Полыхнула вспышка света, и Абракась пропал. Только проталина в снегу была доказательством его визита.
— Вот халамидник, — проскрипела бабка Параска. — Так за сто лет и не изменился.
— Так, это, — опомнился Фирась. — Мы, того. У вас товар, у нас купец…
— Какой товар, дядечка Фирасечка, — всплеснула руками Гермиэля, — какой купец, промерзли же все! Идите к столу! Все к столу.
— Трубите в трубы, бейте в барабаны! — гаркнул Разумовский. — Зовите музыкантов. Васько, неси трембиту.
— Так я того, уже, — хлопец, стоявший у самого плетня, запустил руку в карман и достал оттуда маленькую трембиту.

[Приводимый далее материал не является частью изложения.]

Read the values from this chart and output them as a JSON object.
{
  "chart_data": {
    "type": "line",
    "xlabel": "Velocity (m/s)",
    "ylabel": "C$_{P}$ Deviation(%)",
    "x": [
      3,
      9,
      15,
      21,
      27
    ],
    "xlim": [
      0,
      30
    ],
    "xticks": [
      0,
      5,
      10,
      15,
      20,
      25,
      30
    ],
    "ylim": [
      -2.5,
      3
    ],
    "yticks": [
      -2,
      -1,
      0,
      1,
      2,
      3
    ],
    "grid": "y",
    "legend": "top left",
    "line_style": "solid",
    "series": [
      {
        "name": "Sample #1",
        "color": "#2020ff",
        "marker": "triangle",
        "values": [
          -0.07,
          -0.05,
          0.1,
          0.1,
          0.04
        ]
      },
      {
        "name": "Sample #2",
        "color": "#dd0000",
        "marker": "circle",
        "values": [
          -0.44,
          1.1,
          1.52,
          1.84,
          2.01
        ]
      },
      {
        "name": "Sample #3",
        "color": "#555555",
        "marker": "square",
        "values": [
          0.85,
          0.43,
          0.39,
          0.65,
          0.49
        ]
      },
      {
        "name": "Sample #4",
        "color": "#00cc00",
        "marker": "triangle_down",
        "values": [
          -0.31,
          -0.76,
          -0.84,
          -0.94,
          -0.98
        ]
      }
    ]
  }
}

Драсько прыснул, но хлопец дунул на нее, и трембита стала стремительно увеличиваться в размерах.
— Ура Драську и Гермиэле! — заверещали Марыська и Орыська.
— Ура! — подхватила громада, и Васько что было сил дунул в трембиту. Трубный глас ее прокатился над селом.
Раздался кошачий вопль, такой громкий, что почти перекрыл звуки трембиты. С крыши, разбрасывая лапами снег, скатился Живоглот и рухнул на спину черному псу. Тот вскочил на ноги и принялся бегать по двору, надеясь сбросить кота.
— Ой горюшко, это ж человек, — всплеснула руками Марыся, глядя на пса.
— Да Сирко это, — уверенно произнес Драсько. — Все село в сборе, только Сирка не хватает. Да и вспомни ту псину, что меня осенью чуть не загрызла. Говорю тебе, Сирко это.
— Орыська! — Гермиэля дернула подругу за рукав. — Ты ж его расколдовать можешь.
— А что сразу Орыська? — подбоченилась Марыська.
— А помнишь, как мы гадали и жених ей шапку оставил? — зашептала Гермиэля. — Так вот, на следующее утро Сирко с хлопцами зашел ко мне колядовать и шапку свою узнал.